風林火山陰雷_2
それは不思議な攻撃だった。
規模の割に音はほとんどなく、静かに、そして一瞬にして場に広がっていった。
まさに風のように速く林のように静かで、そして雷火のように激しい一撃である。
敵も味方も関係なしに、蒼天が喚び出した兵士も、悌誉が喚んだ骸骨の兵士もまとめて消滅させている。
そして泰伯は、全身にその攻撃を受けてぼろ雑巾のようになり地に倒れ伏していた。
蒼天の乗っていたチャリオットは跡形もなく崩れ去り――しかし蒼天は傷の一つもなかった。
桧楯が蒼天の前に立ちはだかり、その攻撃を受け止めたからだ。
構えた楯には傷一つない。そして桧楯にも。にも関わらず、桧楯は全力疾走した後のような激しい息切れを起こし目に見えて憔悴していた。
「ひ、ヒタチ……?」
悌誉の攻撃が当たったとは思えない。だが桧楯は顔色からして明らかに悪かった。
「ご、ごめんなさい。私は、どうもこれまでっぽいッス……」
「…………」
そう言って桧楯はその場に崩れ落ちた。
その体を抱き止めることもせず、戈一本を作り出して悌誉に向かって走っていく。
ここで桧楯のことを気づかい少しでも足を止めてしまうのは、それこそが桧楯の覚悟を無駄にすることだと感じたからだ。
今の一撃で、悌誉と蒼天の間を遮るものはなくなった。ほんの数歩寄れば戈が悌誉に届く距離である。
(大技の直後は隙も大きくなるのが定石のはずじゃ!!)
その推測に望みを賭けて全速力で駆け出す。
しかしそれはあっさりと打ち砕かれた。
悌誉の鞭が伸び、戈に巻き付いてあっさりとそれを奪いとってしまう。
その背後では炎の巨人が大剣を振り上げていた。
「――さよならだ、蒼天。今まで、お前と過ごす毎日は楽しかったよ」
振り下ろされる直前に悌誉が口にしたのは、復讐者として仇へ向ける怨み言ではなく、仮初めと言えど姉としての言葉だった。
そして刃が振り下ろされる。
それは蒼天にはどう足掻いても受け止められる一撃ではない。それでも楯を作り出して受け止めようとする。
その直前に僅かに見えた悌誉の顔は――。
「……この、馬鹿姉め」
思わずそう毒を吐かずにはいられないような顔をしていた。
その顔を見てしまったからこそ、死にたくないと強く思った。しかし迫る現実は残酷で、凶刃はもう間も無く蒼天に届こうとしている。
その時だった。
刃が、蒼天の体に届くか届かぬかというところでピタリと止まった。
止めたのは泰伯だ。
全身ボロボロになって、右腕一本でありながら、しかしすんでのところでその一撃を食い止めている。
「ヤスタケどの……。おぬし、よくそんな無茶を……」
悌誉は信じられないようなものを見るような目で泰伯を見ている。
助けられた蒼天でさえ疑いの眼差しを向けていた。
生きていると思っていなかったし、仮に生きていたのならばそのまま寝ていればよいのにと思うほどにその体は満身創痍である。

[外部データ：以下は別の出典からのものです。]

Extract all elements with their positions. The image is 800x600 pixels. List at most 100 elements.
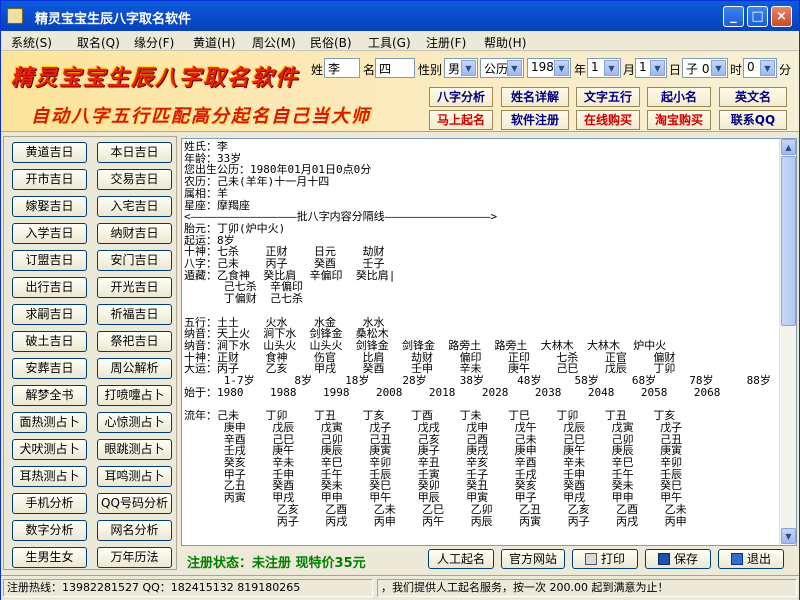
- jisi-button[interactable]: 祭祀吉日: [97, 331, 172, 352]
- manual-naming-button[interactable]: 人工起名: [428, 549, 494, 569]
- contact-qq-button[interactable]: 联系QQ: [719, 110, 787, 130]
- shouji-button[interactable]: 手机分析: [12, 493, 87, 514]
- vertical-scrollbar[interactable]: ▲ ▼: [779, 139, 796, 545]
- chevron-down-icon: ▼: [554, 60, 569, 76]
- qqhao-button[interactable]: QQ号码分析: [97, 493, 172, 514]
- hour-label: 时: [730, 63, 743, 77]
- wannianli-button[interactable]: 万年历法: [97, 547, 172, 568]
- ruzhai-button[interactable]: 入宅吉日: [97, 196, 172, 217]
- given-name-label: 名: [363, 63, 376, 77]
- bazi-analysis-button[interactable]: 八字分析: [429, 87, 493, 107]
- calendar-select[interactable]: 公历 ▼: [480, 58, 524, 78]
- day-value: 1: [639, 60, 647, 74]
- register-status: 注册状态：未注册 现特价35元: [187, 556, 366, 571]
- qifu-button[interactable]: 祈福吉日: [97, 304, 172, 325]
- ruxue-button[interactable]: 入学吉日: [12, 223, 87, 244]
- gender-select[interactable]: 男 ▼: [444, 58, 478, 78]
- scroll-up-icon[interactable]: ▲: [781, 139, 796, 155]
- kaiguang-button[interactable]: 开光吉日: [97, 277, 172, 298]
- exit-button[interactable]: 退出: [718, 549, 784, 569]
- scroll-down-icon[interactable]: ▼: [781, 528, 796, 544]
- menu-system[interactable]: 系统(S): [11, 34, 52, 51]
- menu-register[interactable]: 注册(F): [426, 34, 466, 51]
- name-now-button[interactable]: 马上起名: [429, 110, 493, 130]
- minimize-button[interactable]: _: [723, 6, 744, 27]
- banner: 精灵宝宝生辰八字取名软件 自动八字五行匹配高分起名自己当大师 姓 李 名 四 性…: [1, 52, 799, 132]
- minute-label: 分: [779, 63, 792, 77]
- nickname-button[interactable]: 起小名: [647, 87, 711, 107]
- gender-value: 男: [448, 62, 461, 76]
- print-button[interactable]: 打印: [572, 549, 638, 569]
- month-select[interactable]: 1 ▼: [587, 58, 621, 78]
- status-bar: 注册热线：13982281527 QQ：182415132 819180265 …: [1, 575, 799, 600]
- wangming-button[interactable]: 网名分析: [97, 520, 172, 541]
- chevron-down-icon: ▼: [650, 60, 665, 76]
- exit-door-icon: [730, 553, 743, 565]
- erming-button[interactable]: 耳鸣测占卜: [97, 466, 172, 487]
- erre-button[interactable]: 耳热测占卜: [12, 466, 87, 487]
- menu-help[interactable]: 帮助(H): [484, 34, 526, 51]
- save-button[interactable]: 保存: [645, 549, 711, 569]
- hour-select[interactable]: 子 0 ▼: [682, 58, 728, 78]
- chevron-down-icon: ▼: [507, 60, 522, 76]
- menu-zhougong[interactable]: 周公(M): [252, 34, 296, 51]
- surname-label: 姓: [311, 63, 324, 77]
- chevron-down-icon: ▼: [760, 60, 775, 76]
- nacai-button[interactable]: 纳财吉日: [97, 223, 172, 244]
- save-label: 保存: [673, 552, 698, 566]
- jiaqu-button[interactable]: 嫁娶吉日: [12, 196, 87, 217]
- buy-online-button[interactable]: 在线购买: [576, 110, 640, 130]
- taobao-buy-button[interactable]: 淘宝购买: [647, 110, 711, 130]
- anzang-button[interactable]: 安葬吉日: [12, 358, 87, 379]
- anmen-button[interactable]: 安门吉日: [97, 250, 172, 271]
- shuzi-button[interactable]: 数字分析: [12, 520, 87, 541]
- exit-label: 退出: [746, 552, 771, 566]
- word-wuxing-button[interactable]: 文字五行: [576, 87, 640, 107]
- chuxing-button[interactable]: 出行吉日: [12, 277, 87, 298]
- kaishi-button[interactable]: 开市吉日: [12, 169, 87, 190]
- name-detail-button[interactable]: 姓名详解: [501, 87, 569, 107]
- title-bar[interactable]: 精灵宝宝生辰八字取名软件 _ □ ×: [1, 1, 799, 31]
- result-text: 姓氏：李 年龄：33岁 您出生公历：1980年01月01日0点0分 农历：己未(…: [184, 141, 771, 528]
- year-select[interactable]: 1980 ▼: [527, 58, 571, 78]
- result-textarea[interactable]: 姓氏：李 年龄：33岁 您出生公历：1980年01月01日0点0分 农历：己未(…: [181, 138, 797, 546]
- dingmeng-button[interactable]: 订盟吉日: [12, 250, 87, 271]
- xinjing-button[interactable]: 心惊测占卜: [97, 412, 172, 433]
- app-icon: [7, 8, 23, 24]
- minute-select[interactable]: 0 ▼: [743, 58, 777, 78]
- month-label: 月: [623, 63, 636, 77]
- menu-tools[interactable]: 工具(G): [368, 34, 411, 51]
- menu-fate[interactable]: 缘分(F): [134, 34, 174, 51]
- benri-button[interactable]: 本日吉日: [97, 142, 172, 163]
- banner-subtitle: 自动八字五行匹配高分起名自己当大师: [31, 106, 371, 127]
- yantiao-button[interactable]: 眼跳测占卜: [97, 439, 172, 460]
- official-site-button[interactable]: 官方网站: [501, 549, 565, 569]
- close-button[interactable]: ×: [771, 6, 792, 27]
- shengnan-button[interactable]: 生男生女: [12, 547, 87, 568]
- quanfei-button[interactable]: 犬吠测占卜: [12, 439, 87, 460]
- english-name-button[interactable]: 英文名: [719, 87, 787, 107]
- menu-bar: 系统(S) 取名(Q) 缘分(F) 黄道(H) 周公(M) 民俗(B) 工具(G…: [1, 31, 799, 51]
- penti-button[interactable]: 打喷嚏占卜: [97, 385, 172, 406]
- surname-input[interactable]: 李: [324, 58, 360, 78]
- zhougong-button[interactable]: 周公解析: [97, 358, 172, 379]
- qiusi-button[interactable]: 求嗣吉日: [12, 304, 87, 325]
- print-label: 打印: [600, 552, 625, 566]
- chevron-down-icon: ▼: [604, 60, 619, 76]
- left-button-panel: 黄道吉日 本日吉日 开市吉日 交易吉日 嫁娶吉日 入宅吉日 入学吉日 纳财吉日 订盟吉日 安门吉日…: [3, 136, 177, 570]
- mianre-button[interactable]: 面热测占卜: [12, 412, 87, 433]
- jiemeng-button[interactable]: 解梦全书: [12, 385, 87, 406]
- given-name-input[interactable]: 四: [375, 58, 415, 78]
- potu-button[interactable]: 破土吉日: [12, 331, 87, 352]
- huangdao-button[interactable]: 黄道吉日: [12, 142, 87, 163]
- menu-huangdao[interactable]: 黄道(H): [193, 34, 235, 51]
- jiaoyi-button[interactable]: 交易吉日: [97, 169, 172, 190]
- scroll-thumb[interactable]: [781, 156, 796, 326]
- day-select[interactable]: 1 ▼: [635, 58, 667, 78]
- year-label: 年: [574, 63, 587, 77]
- menu-folk[interactable]: 民俗(B): [310, 34, 352, 51]
- menu-naming[interactable]: 取名(Q): [77, 34, 120, 51]
- software-register-button[interactable]: 软件注册: [501, 110, 569, 130]
- maximize-button[interactable]: □: [747, 6, 768, 27]
- banner-title: 精灵宝宝生辰八字取名软件: [11, 66, 300, 91]
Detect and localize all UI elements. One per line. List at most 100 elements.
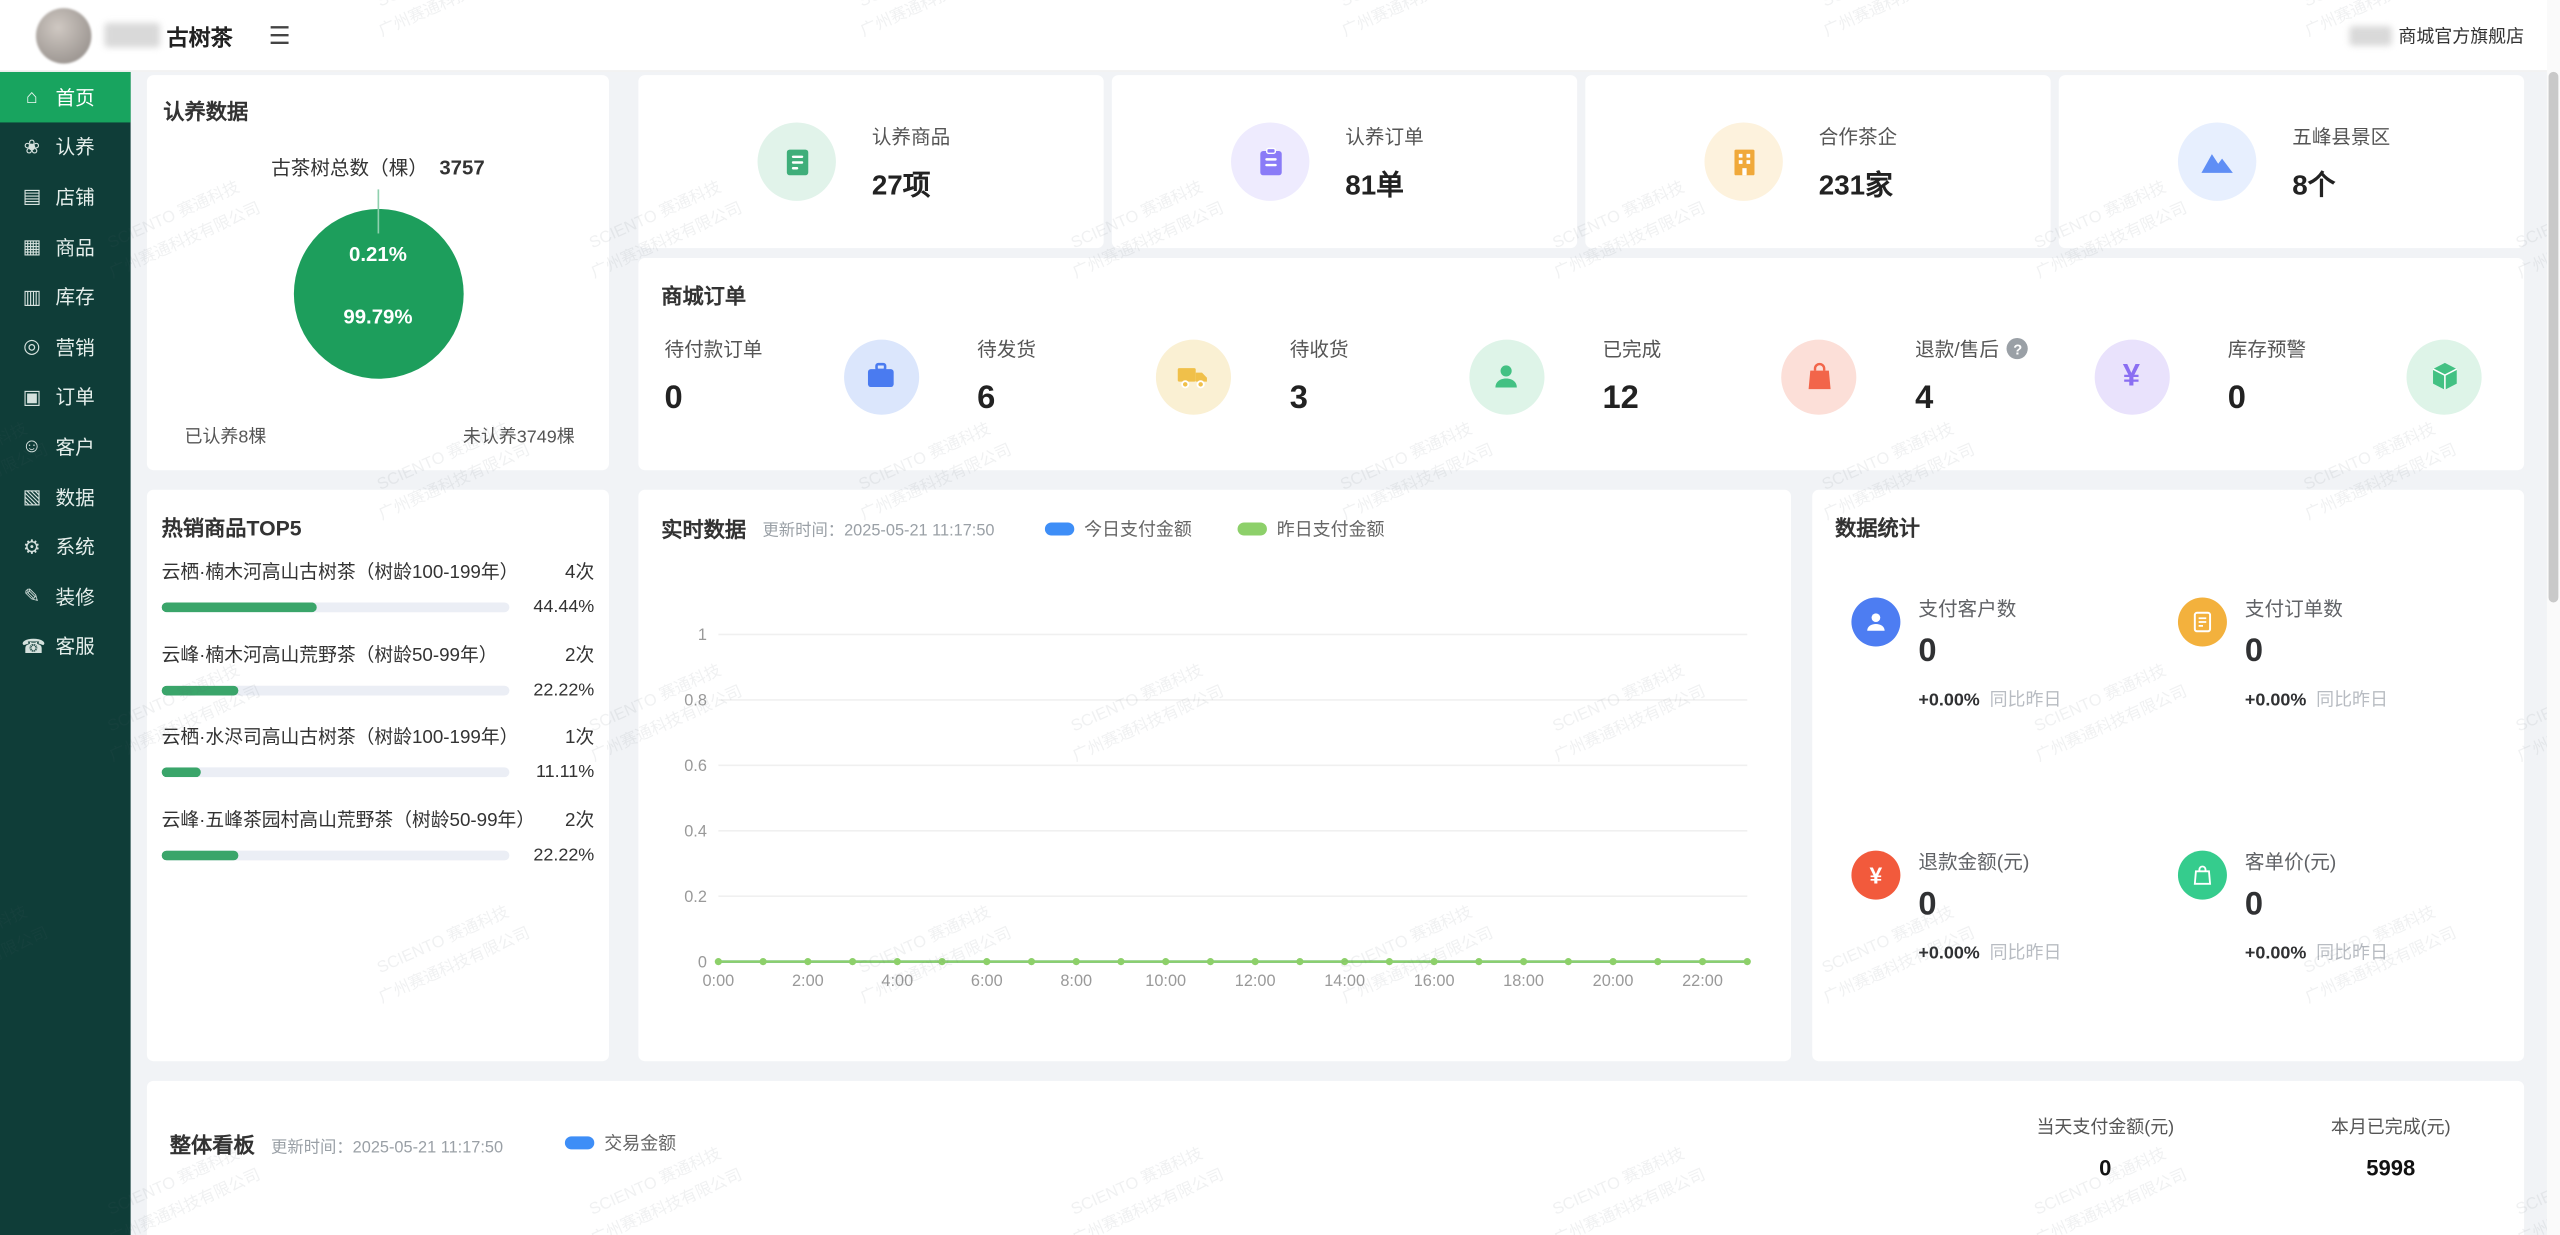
redacted-text [2349, 25, 2391, 45]
adoption-data-card: 认养数据 古茶树总数（棵）3757 0.21% 99.79% 已认养8棵 未认养… [147, 75, 609, 470]
sidebar-item-decorate[interactable]: ✎ 装修 [0, 571, 131, 621]
svg-text:0.4: 0.4 [684, 822, 707, 840]
top-header: 古树茶 ☰ 商城官方旗舰店 [0, 0, 2560, 72]
user-icon [1851, 598, 1900, 647]
home-icon: ⌂ [21, 85, 42, 108]
order-status-value: 4 [1915, 380, 2028, 418]
sidebar-item-label: 数据 [56, 483, 95, 511]
sidebar-item-data[interactable]: ▧ 数据 [0, 471, 131, 521]
svg-text:20:00: 20:00 [1593, 972, 1634, 990]
legend-yesterday[interactable]: 昨日支付金额 [1238, 516, 1385, 542]
clipboard-icon [1231, 122, 1309, 200]
order-status-value: 6 [977, 380, 1036, 418]
progress-bar [162, 850, 510, 860]
adopted-percent: 0.21% [293, 243, 463, 266]
stat-value: 81单 [1345, 161, 1423, 202]
stat-delta: +0.00% [2245, 691, 2306, 711]
svg-text:0.6: 0.6 [684, 757, 707, 775]
sidebar-item-marketing[interactable]: ◎ 营销 [0, 322, 131, 372]
update-time: 更新时间：2025-05-21 11:17:50 [271, 1133, 503, 1157]
stat-value: 0 [1918, 633, 2061, 671]
order-status-refund[interactable]: 退款/售后 ? 4 ¥ [1915, 335, 2228, 418]
redacted-text [104, 23, 160, 47]
marketing-icon: ◎ [21, 335, 42, 358]
menu-collapse-icon[interactable]: ☰ [269, 20, 291, 49]
orders-icon: ▣ [21, 385, 42, 408]
svg-text:0:00: 0:00 [702, 972, 734, 990]
product-name: 云栖·水浕司高山古树茶（树龄100-199年） [162, 723, 519, 749]
sidebar-item-label: 首页 [56, 83, 95, 111]
sidebar-item-shop[interactable]: ▤ 店铺 [0, 172, 131, 222]
sidebar-item-system[interactable]: ⚙ 系统 [0, 521, 131, 571]
order-status-to-ship[interactable]: 待发货 6 [977, 335, 1290, 418]
app-title-text: 古树茶 [167, 19, 233, 52]
sidebar-item-customers[interactable]: ☺ 客户 [0, 421, 131, 471]
sidebar-item-goods[interactable]: ▦ 商品 [0, 222, 131, 272]
month-completed: 本月已完成(元) 5998 [2331, 1113, 2451, 1180]
decorate-icon: ✎ [21, 585, 42, 608]
card-title: 热销商品TOP5 [147, 490, 609, 542]
unadopted-percent: 99.79% [293, 305, 463, 328]
doc-list-icon [758, 122, 836, 200]
legend-transaction[interactable]: 交易金额 [565, 1130, 676, 1156]
help-icon[interactable]: ? [2007, 338, 2028, 359]
sidebar-item-service[interactable]: ☎ 客服 [0, 621, 131, 671]
stat-card-tea-partners[interactable]: 合作茶企 231家 [1585, 75, 2050, 248]
order-status-label: 待发货 [977, 335, 1036, 363]
product-percent: 11.11% [536, 762, 594, 782]
sidebar-item-orders[interactable]: ▣ 订单 [0, 372, 131, 422]
product-count: 1次 [565, 723, 594, 749]
service-icon: ☎ [21, 635, 42, 658]
sidebar-item-label: 店铺 [56, 183, 95, 211]
card-title: 商城订单 [638, 258, 2524, 310]
truck-icon [1156, 339, 1231, 414]
svg-text:22:00: 22:00 [1682, 972, 1723, 990]
stat-value: 8个 [2292, 161, 2390, 202]
stat-label: 客单价(元) [2245, 847, 2388, 875]
stat-card-scenic-spots[interactable]: 五峰县景区 8个 [2059, 75, 2524, 248]
svg-text:0.2: 0.2 [684, 888, 707, 906]
shop-icon: ▤ [21, 185, 42, 208]
order-status-to-receive[interactable]: 待收货 3 [1290, 335, 1603, 418]
store-name: 商城官方旗舰店 [2349, 22, 2524, 48]
svg-text:2:00: 2:00 [792, 972, 824, 990]
stat-delta: +0.00% [2245, 944, 2306, 964]
yen-icon: ¥ [1851, 851, 1900, 900]
scrollbar-thumb[interactable] [2549, 72, 2559, 603]
product-row[interactable]: 云栖·楠木河高山古树茶（树龄100-199年）4次 44.44% [162, 558, 595, 617]
document-icon [2178, 598, 2227, 647]
svg-text:0: 0 [698, 953, 707, 971]
product-row[interactable]: 云峰·五峰茶园村高山荒野茶（树龄50-99年）2次 22.22% [162, 806, 595, 865]
svg-text:0.8: 0.8 [684, 692, 707, 710]
order-status-value: 0 [664, 380, 762, 418]
stat-card-adopt-goods[interactable]: 认养商品 27项 [638, 75, 1103, 248]
order-status-stock-alert[interactable]: 库存预警 0 [2228, 335, 2482, 418]
adopt-icon: ❀ [21, 135, 42, 158]
realtime-line-chart: 00.20.40.60.810:002:004:006:008:0010:001… [655, 604, 1775, 1009]
legend-today[interactable]: 今日支付金额 [1045, 516, 1192, 542]
avatar[interactable] [36, 7, 92, 63]
person-icon [1469, 339, 1544, 414]
sidebar-item-inventory[interactable]: ▥ 库存 [0, 272, 131, 322]
product-row[interactable]: 云栖·水浕司高山古树茶（树龄100-199年） 1次 11.11% [162, 723, 595, 782]
order-status-completed[interactable]: 已完成 12 [1602, 335, 1915, 418]
card-title: 数据统计 [1812, 490, 2524, 542]
hot-products-card: 热销商品TOP5 云栖·楠木河高山古树茶（树龄100-199年）4次 44.44… [147, 490, 609, 1061]
stat-card-adopt-orders[interactable]: 认养订单 81单 [1112, 75, 1577, 248]
vertical-scrollbar[interactable] [2547, 0, 2560, 1235]
order-status-value: 12 [1602, 380, 1661, 418]
order-status-value: 0 [2228, 380, 2306, 418]
order-status-pending-payment[interactable]: 待付款订单 0 [664, 335, 977, 418]
product-row[interactable]: 云峰·楠木河高山荒野茶（树龄50-99年）2次 22.22% [162, 641, 595, 700]
stat-avg-price: 客单价(元) 0 +0.00%同比昨日 [2178, 847, 2505, 1027]
shopping-bag-icon [1781, 339, 1856, 414]
product-name: 云峰·五峰茶园村高山荒野茶（树龄50-99年） [162, 806, 535, 832]
sidebar-item-label: 订单 [56, 383, 95, 411]
order-status-value: 3 [1290, 380, 1349, 418]
data-statistics-card: 数据统计 支付客户数 0 +0.00%同比昨日 支付订单数 0 [1812, 490, 2524, 1061]
sidebar-item-adopt[interactable]: ❀ 认养 [0, 122, 131, 172]
sidebar-item-home[interactable]: ⌂ 首页 [0, 72, 131, 122]
product-count: 2次 [565, 806, 594, 832]
goods-icon: ▦ [21, 235, 42, 258]
svg-text:12:00: 12:00 [1235, 972, 1276, 990]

しかし泰伯は、そんな蒼天の視線を――それ自体が侮辱だとでも言わんばかりに突き放した。
「覚悟を決めろと言ったのは、君だろう……? 僕はそれに応じたんだ。そして、命を賭けると決めたんだよ……」
炎の巨人の力が増す。いつ押し負けても不思議でない状況で、しかし泰伯は耐えていた。
「いいかい、三国さん。命を賭けるって言うのはね……。全力でやって死んだなら、約束を果たせなくても許される、なんてものじゃないんだ……」
そして口を止めない。
それを語ることこそが、一番大事なのだと言わんばかりに。
「誓いを成せずにただ死んだなら、それは犬死だ……。嘘つきだ。そんな風になるのは――真っ平なんだよ!!」
そう語りながら、その手に持つ剣には黒い風が纏い初めていた。
泰伯の気迫に圧倒され、言葉を発することの出来ない蒼天に向けて、そこで泰伯は顔だけ蒼天のほうに向けて年上らしい穏やかな笑みを浮かべた。
「それに――君は玲阿の友達だからね。君に何かあったら僕は妹に会わせる顔がないんだ」
そう言うと泰伯は、右腕一本で逆袈裟懸けに剣を振り上げた。